Einreichung & Teilnahme
Die Teilnahme erfolgt ausschließlich digital über die offizielle ALNAFT-Plattform.
Der Prozess ist vollständig online organisiert und umfasst:
- Registrierung auf dem ALNAFT-Portal
- Unterzeichnung einer Vertraulichkeitserklärung (NDC)
- Zugang zum technischen Datenraum
- Auswahl der Explorationsblöcke
- Bezahlung der Teilnahmegebühren
- Digitale Angebotsabgabe bis 26. November 2026
Rolle von ALNAFT und regulatorischer Rahmen
ALNAFT ist die zentrale staatliche Behörde Algeriens für die Vergabe und Verwaltung von Explorations- und Produktionslizenzen im Energiesektor.
Ihre Aufgaben umfassen:
- Vergabe und Kontrolle von Mining- und Explorationsrechten
- Bewertung von Entwicklungsplänen
- Verwaltung der nationalen geologischen Datenbank
- Förderung von Investitionen und lokalen Inhalten
- Begleitung internationaler Ausschreibungen wie der Bid Round
ALNAFT fungiert damit als zentraler „Gatekeeper“ für alle Upstream-Investitionen in Algerien.
Strategische Bedeutung: Energie für Europa & neue geopolitische Rolle
Die Bid Round ist Teil einer langfristigen Strategie, Algerien als stabilen und verlässlichen Energiepartner Europas zu positionieren. Algerien zählt bereits heute zu den wichtigsten Gaslieferanten der EU, insbesondere über Pipelineverbindungen nach Südeuropa.
Vor dem Hintergrund geopolitischer Verschiebungen und der europäischen Energieversorgungssicherheit gewinnt Algerien weiter an strategischer Bedeutung.
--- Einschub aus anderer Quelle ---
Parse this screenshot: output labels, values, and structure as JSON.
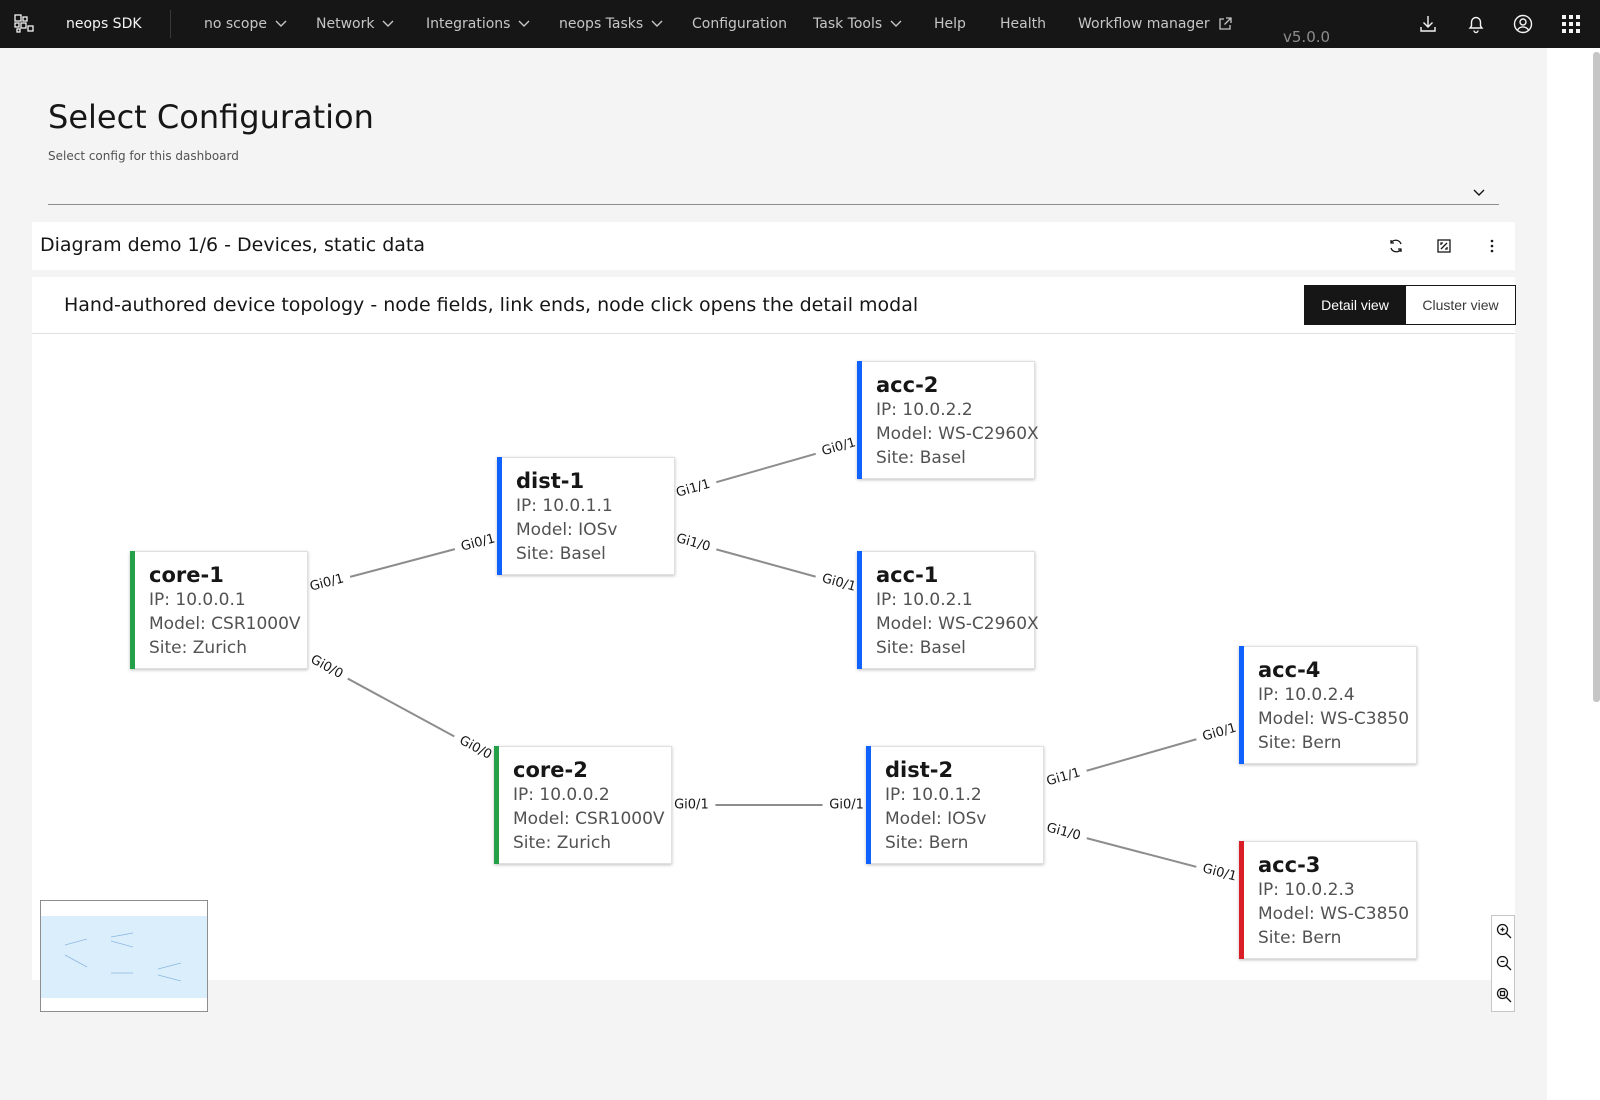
{
  "header": {
    "brand": "neops SDK",
    "version": "v5.0.0",
    "nav": [
      {
        "label": "no scope",
        "dropdown": true
      },
      {
        "label": "Network",
        "dropdown": true
      },
      {
        "label": "Integrations",
        "dropdown": true
      },
      {
        "label": "neops Tasks",
        "dropdown": true
      },
      {
        "label": "Configuration",
        "dropdown": false
      },
      {
        "label": "Task Tools",
        "dropdown": true
      },
      {
        "label": "Help",
        "dropdown": false
      },
      {
        "label": "Health",
        "dropdown": false
      },
      {
        "label": "Workflow manager",
        "external": true
      }
    ],
    "icons": [
      "download-icon",
      "notification-icon",
      "user-avatar-icon",
      "app-switcher-icon"
    ]
  },
  "config": {
    "title": "Select Configuration",
    "subtitle": "Select config for this dashboard",
    "selected_value": ""
  },
  "card": {
    "title": "Diagram demo 1/6 - Devices, static data",
    "tools": [
      "refresh-icon",
      "maximize-icon",
      "overflow-menu-icon"
    ]
  },
  "panel": {
    "description": "Hand-authored device topology - node fields, link ends, node click opens the detail modal",
    "views": {
      "detail": "Detail view",
      "cluster": "Cluster view"
    }
  },
  "colors": {
    "core": "#24a148",
    "distribution": "#0f62fe",
    "access": "#0f62fe",
    "alert": "#da1e28",
    "link": "#8d8d8d"
  },
  "nodes": [
    {
      "id": "core-1",
      "name": "core-1",
      "ip": "IP: 10.0.0.1",
      "model": "Model: CSR1000V",
      "site": "Site: Zurich",
      "color": "#24a148"
    },
    {
      "id": "dist-1",
      "name": "dist-1",
      "ip": "IP: 10.0.1.1",
      "model": "Model: IOSv",
      "site": "Site: Basel",
      "color": "#0f62fe"
    },
    {
      "id": "acc-2",
      "name": "acc-2",
      "ip": "IP: 10.0.2.2",
      "model": "Model: WS-C2960X",
      "site": "Site: Basel",
      "color": "#0f62fe"
    },
    {
      "id": "acc-1",
      "name": "acc-1",
      "ip": "IP: 10.0.2.1",
      "model": "Model: WS-C2960X",
      "site": "Site: Basel",
      "color": "#0f62fe"
    },
    {
      "id": "core-2",
      "name": "core-2",
      "ip": "IP: 10.0.0.2",
      "model": "Model: CSR1000V",
      "site": "Site: Zurich",
      "color": "#24a148"
    },
    {
      "id": "dist-2",
      "name": "dist-2",
      "ip": "IP: 10.0.1.2",
      "model": "Model: IOSv",
      "site": "Site: Bern",
      "color": "#0f62fe"
    },
    {
      "id": "acc-4",
      "name": "acc-4",
      "ip": "IP: 10.0.2.4",
      "model": "Model: WS-C3850",
      "site": "Site: Bern",
      "color": "#0f62fe"
    },
    {
      "id": "acc-3",
      "name": "acc-3",
      "ip": "IP: 10.0.2.3",
      "model": "Model: WS-C3850",
      "site": "Site: Bern",
      "color": "#da1e28"
    }
  ],
  "links": [
    {
      "from": "core-1",
      "to": "dist-1",
      "from_port": "Gi0/1",
      "to_port": "Gi0/1"
    },
    {
      "from": "core-1",
      "to": "core-2",
      "from_port": "Gi0/0",
      "to_port": "Gi0/0"
    },
    {
      "from": "dist-1",
      "to": "acc-2",
      "from_port": "Gi1/1",
      "to_port": "Gi0/1"
    },
    {
      "from": "dist-1",
      "to": "acc-1",
      "from_port": "Gi1/0",
      "to_port": "Gi0/1"
    },
    {
      "from": "core-2",
      "to": "dist-2",
      "from_port": "Gi0/1",
      "to_port": "Gi0/1"
    },
    {
      "from": "dist-2",
      "to": "acc-4",
      "from_port": "Gi1/1",
      "to_port": "Gi0/1"
    },
    {
      "from": "dist-2",
      "to": "acc-3",
      "from_port": "Gi1/0",
      "to_port": "Gi0/1"
    }
  ]
}
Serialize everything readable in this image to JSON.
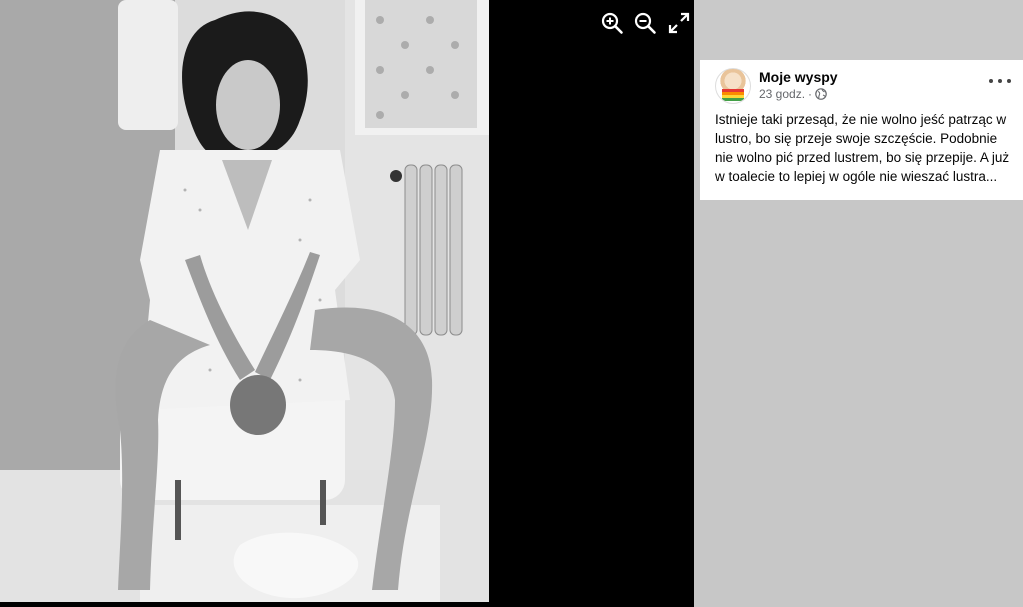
{
  "viewer": {
    "photo_alt": "Black-and-white photograph",
    "tools": [
      {
        "name": "zoom-in",
        "icon": "zoom-in-icon"
      },
      {
        "name": "zoom-out",
        "icon": "zoom-out-icon"
      },
      {
        "name": "fullscreen",
        "icon": "expand-icon"
      }
    ]
  },
  "post": {
    "author": "Moje wyspy",
    "time": "23 godz.",
    "separator": "·",
    "audience_icon": "globe-icon",
    "more_icon": "more-options-icon",
    "text": "Istnieje taki przesąd, że nie wolno jeść patrząc w lustro, bo się przeje swoje szczęście. Podobnie nie wolno pić przed lustrem, bo się przepije. A już w toalecie to lepiej w ogóle nie wieszać lustra..."
  },
  "colors": {
    "panel_bg": "#c7c7c7",
    "card_bg": "#ffffff",
    "text": "#050505",
    "muted": "#65676b"
  }
}
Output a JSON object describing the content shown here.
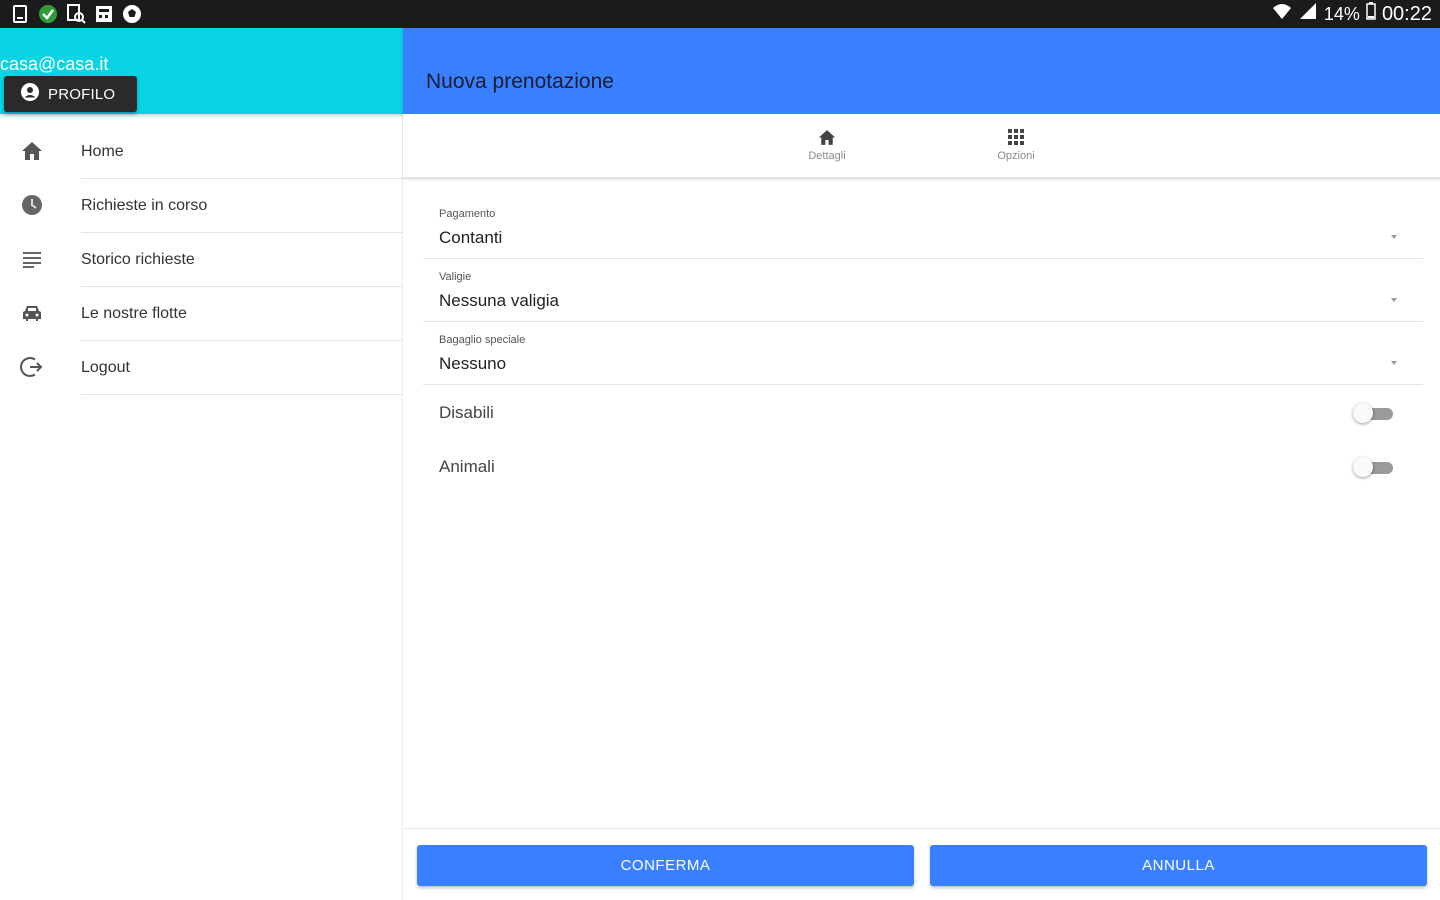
{
  "status_bar": {
    "wifi_icon": "wifi-icon",
    "signal_icon": "signal-icon",
    "battery": "14%",
    "time": "00:22"
  },
  "drawer": {
    "email": "casa@casa.it",
    "profile_label": "PROFILO",
    "items": [
      {
        "label": "Home",
        "icon": "home-icon"
      },
      {
        "label": "Richieste in corso",
        "icon": "clock-icon"
      },
      {
        "label": "Storico richieste",
        "icon": "list-icon"
      },
      {
        "label": "Le nostre flotte",
        "icon": "car-icon"
      },
      {
        "label": "Logout",
        "icon": "logout-icon"
      }
    ]
  },
  "header": {
    "title": "Nuova prenotazione"
  },
  "tabs": [
    {
      "label": "Dettagli",
      "icon": "home-icon"
    },
    {
      "label": "Opzioni",
      "icon": "grid-icon"
    }
  ],
  "form": {
    "payment": {
      "label": "Pagamento",
      "value": "Contanti"
    },
    "luggage": {
      "label": "Valigie",
      "value": "Nessuna valigia"
    },
    "special_luggage": {
      "label": "Bagaglio speciale",
      "value": "Nessuno"
    },
    "disabled": {
      "label": "Disabili",
      "checked": false
    },
    "animals": {
      "label": "Animali",
      "checked": false
    }
  },
  "footer": {
    "confirm_label": "CONFERMA",
    "cancel_label": "ANNULLA"
  },
  "colors": {
    "toolbar": "#3880ff",
    "drawer_header": "#08d4e4",
    "profile_button": "#2a2a2a"
  }
}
Zukunftsorientierung: Wasserstoff und Energiewende
Parallel zur klassischen Öl- und Gasförderung treibt Algerien zunehmend Zukunftsthemen voran:
- Wasserstoffexporte
- Erneuerbare Energien
- Dekarbonisierung bestehender Energieinfrastruktur
Ein zentrales Projekt in diesem Zusammenhang ist der geplante SouthH2 Corridor, der Algerien langfristig in die europäische Wasserstoffwirtschaft integrieren soll.
Österreichische Unternehmen sind im Rahmen des SouthH2 Corridor bereits aktiv in die Entwicklung einer der zentralen zukünftigen Wasserstoff-Importachsen zwischen Nordafrika und Europa eingebunden. Dabei bringen sie insbesondere ihre Expertise in den Bereichen Infrastrukturplanung, Engineering, Anlagenbau und Energietechnologien ein. Der Korridor gilt als strategisches Schlüsselprojekt zur Dekarbonisierung der europäischen Energieversorgung und eröffnet langfristig neue Geschäftsmöglichkeiten entlang der gesamten Wasserstoff-Wertschöpfungskette – von der Produktion in Nordafrika bis zum Transport und zur Integration in europäische Energiesysteme.
Relevanz für österreichische Unternehmen
Für österreichische Unternehmen ergeben sich entlang der gesamten Wertschöpfungskette konkrete Chancen:
- Engineering & EPC-Leistungen
- Energieausrüstung & industrielle Zulieferungen
- Services für Exploration & Produktion
- Digitalisierung & Effizienztechnologien
- Perspektivisch Wasserstoff- und Infrastrukturprojekte
Gleichzeitig bleibt der Markt anspruchsvoll und stark reguliert, weshalb lokale Partnerschaften und sorgfältige Projektstrukturierung entscheidend sind.